Combinatorial efficacy of personalized DT‐Exo‐STING and ICB therapy against postsurgical GBM recurrence. a) Postoperative treatment scheme for GL261‐Luc–burdened mice. Mice were treated subcutaneously with personalized DT‐Exo‐STING and intraperitoneally with anti‐PD‐1 antibodies (ICB) a total of four times, 4 days apart, subsequent to intracranial GBM surgical resection. b) In vivo fluorescence imaging and c) quantification of GL261‐Luc–bearing mice treated with the indicated formulations (n = 3; two‐way ANOVA with Tukey's multiple comparisons test). d) Kaplan–Meier survival analysis of mice after various treatments (n = 6; log‐rank Mantel–Cox test). e) Representative flow dot plots of T_EM (CD44⁺CD62L⁻; gated from CD8⁺ cells) and T_CM (CD44⁺CD62L⁺; gated from CD8⁺ cells) in the peripheral blood on day 19 post‐inoculation of GBM tumors. f) Schematic illustration of the experimental design combining chimeric exosome‐based nanovaccine and ICB therapy against post‐operative GBM recrudescence.
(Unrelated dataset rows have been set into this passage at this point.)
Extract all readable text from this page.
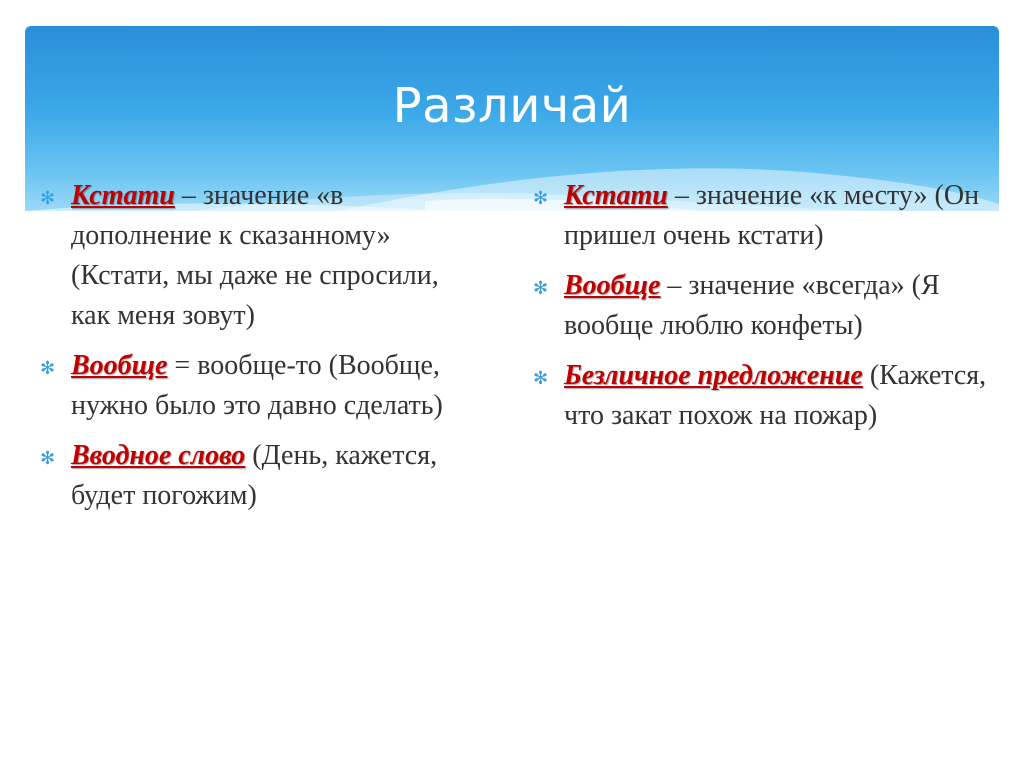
Различай
✻ Кстати – значение «в дополнение к сказанному» (Кстати, мы даже не спросили, как меня зовут)
✻ Вообще = вообще-то (Вообще, нужно было это давно сделать)
✻ Вводное слово (День, кажется, будет погожим)
✻ Кстати – значение «к месту» (Он пришел очень кстати)
✻ Вообще – значение «всегда» (Я вообще люблю конфеты)
✻ Безличное предложение (Кажется, что закат похож на пожар)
Mice were treated subcutaneously with personalized DT‐Exo‐STING and intraperitoneally with ICB therapy a total of four times, 4 days apart, and received intraperitoneal injections with anti‐CD8a or isotype monoclonal antibody IgG total four times, 5 days apart. g) Representative in vivo bioluminescence images and h) quantification of bioluminescence signal strength in GL261‐Luc–burdened mice pre‐treated with anti‐CD8a or mouse monoclonal IgG, prior to the combination treatment of chimeric exosome‐based nanovaccine and ICB therapy (n = 3; two‐way ANOVA with Tukey's multiple comparisons test). i) Kaplan–Meier survival curves of mice immunized with the combined therapy and other assigned formulations (n = 6; log‐rank Mantel–Cox test). Data in (c and h) are represented as means ± SD. *p < 0.05, ***p < 0.001, ****p < 0.0001. i.p., intraperitoneal.